October 20, 2007


Malefactors of Megawealth: THE CONSCIENCE OF A LIBERAL By Paul Krugman (DAVID M. KENNEDY, NY Times Book Review)

Paul Krugman is a justly renowned professor of economics and international affairs at Princeton University. His abundant accolades include the John Bates Clark Medal, awarded biannually to an outstanding economist under the age of 40 — a distinction said to be predictive of, and perhaps even more prestigious than, receipt of the Nobel in economic science. His twice-weekly column in The New York Times routinely and authoritatively demystifies complex economic arcana.

And yet maybe Krugman is not really an economist — at least not according to the definition offered more than a century ago by Francis Amasa Walker, the first president of the American Economic Association, who wrote that laissez-faire “was not made the test of economic orthodoxy, merely.
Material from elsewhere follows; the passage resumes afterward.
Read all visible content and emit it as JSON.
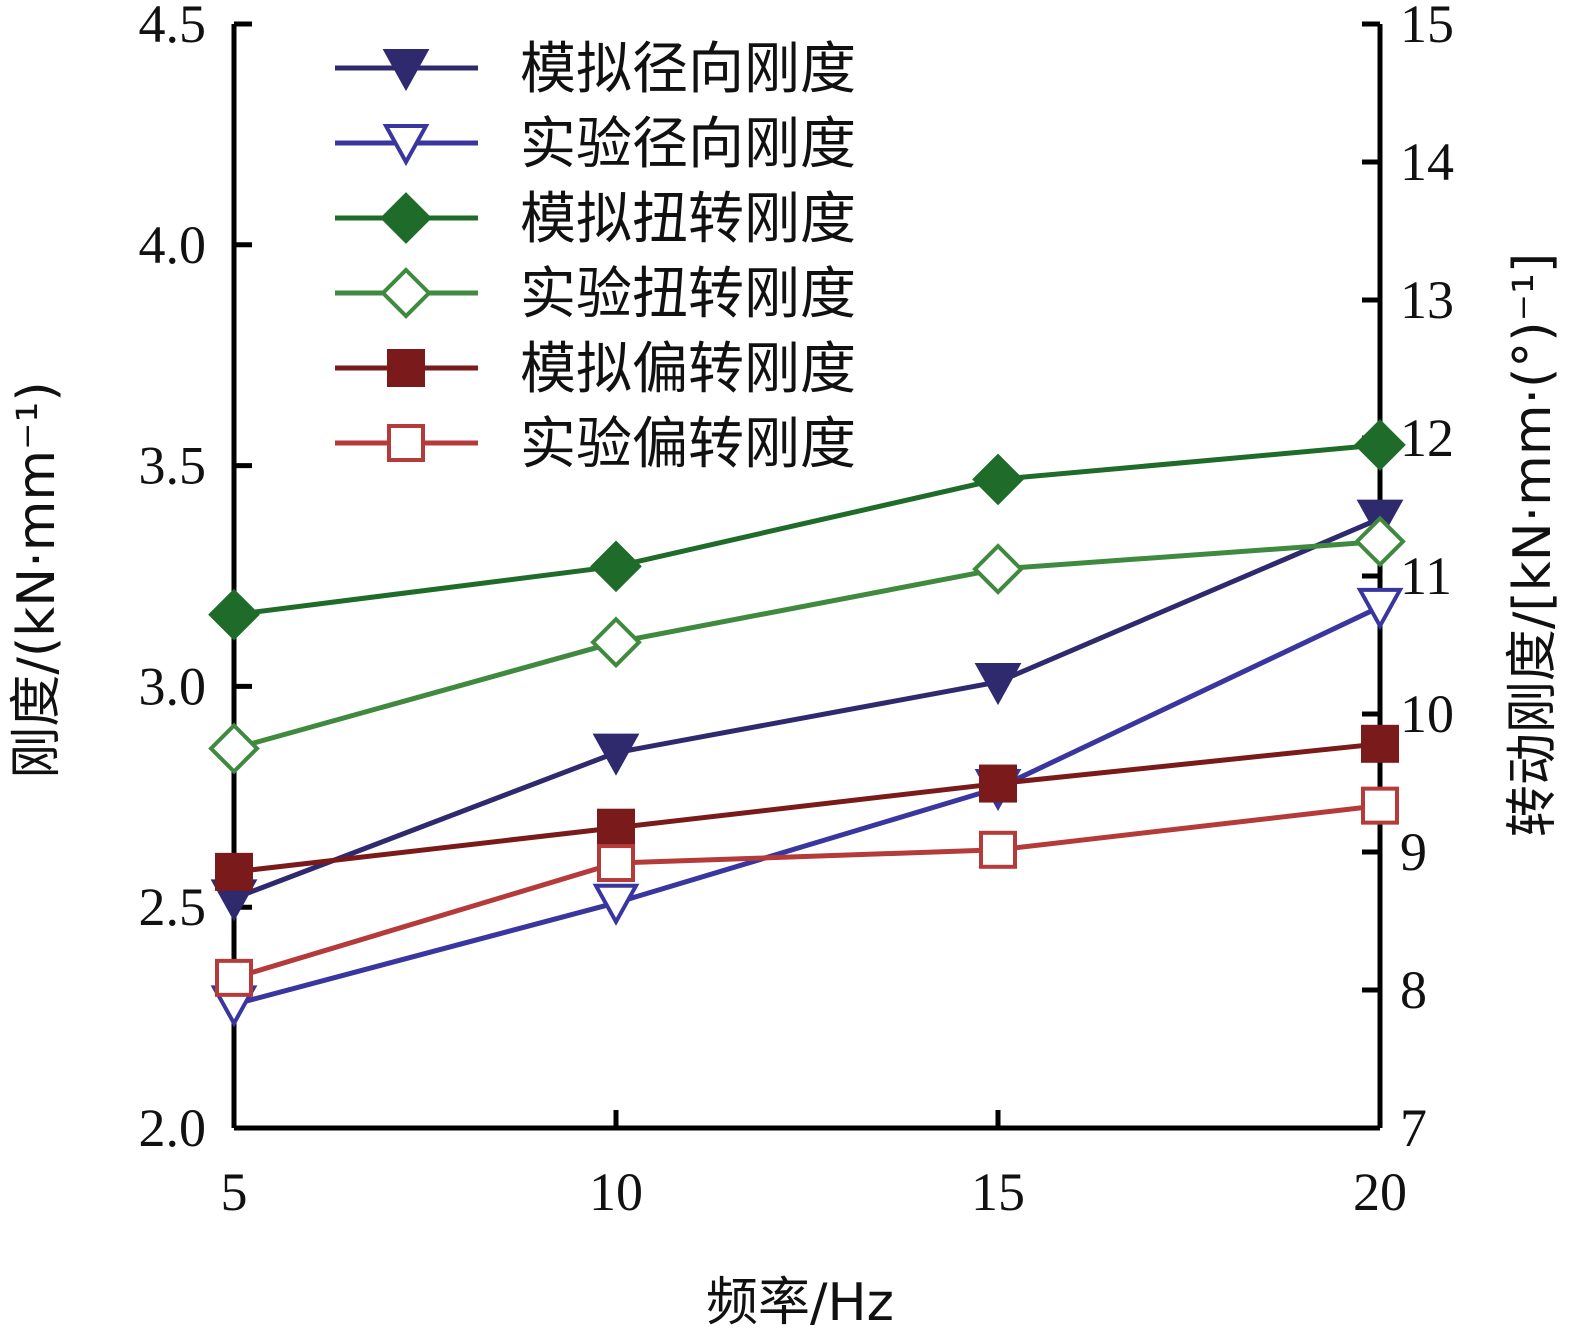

It was used to decide whether a man were an economist at all.”

The economics professors here just consider him to be a divisible man. His economics writings are pretty conventional capitalism, which they'd have to be in order to be taken seriously in the profession. His politics views are conventional liberalism/socialism, which they have to be in order to be published by the Times. As Robert Rubin showed, if you give such a guy an economics job even in the political sphere he 's indistinguishable from an Eisenhower Republican. The Lefty rhetoric just makes you welcome at cocktail parties in Manhattan.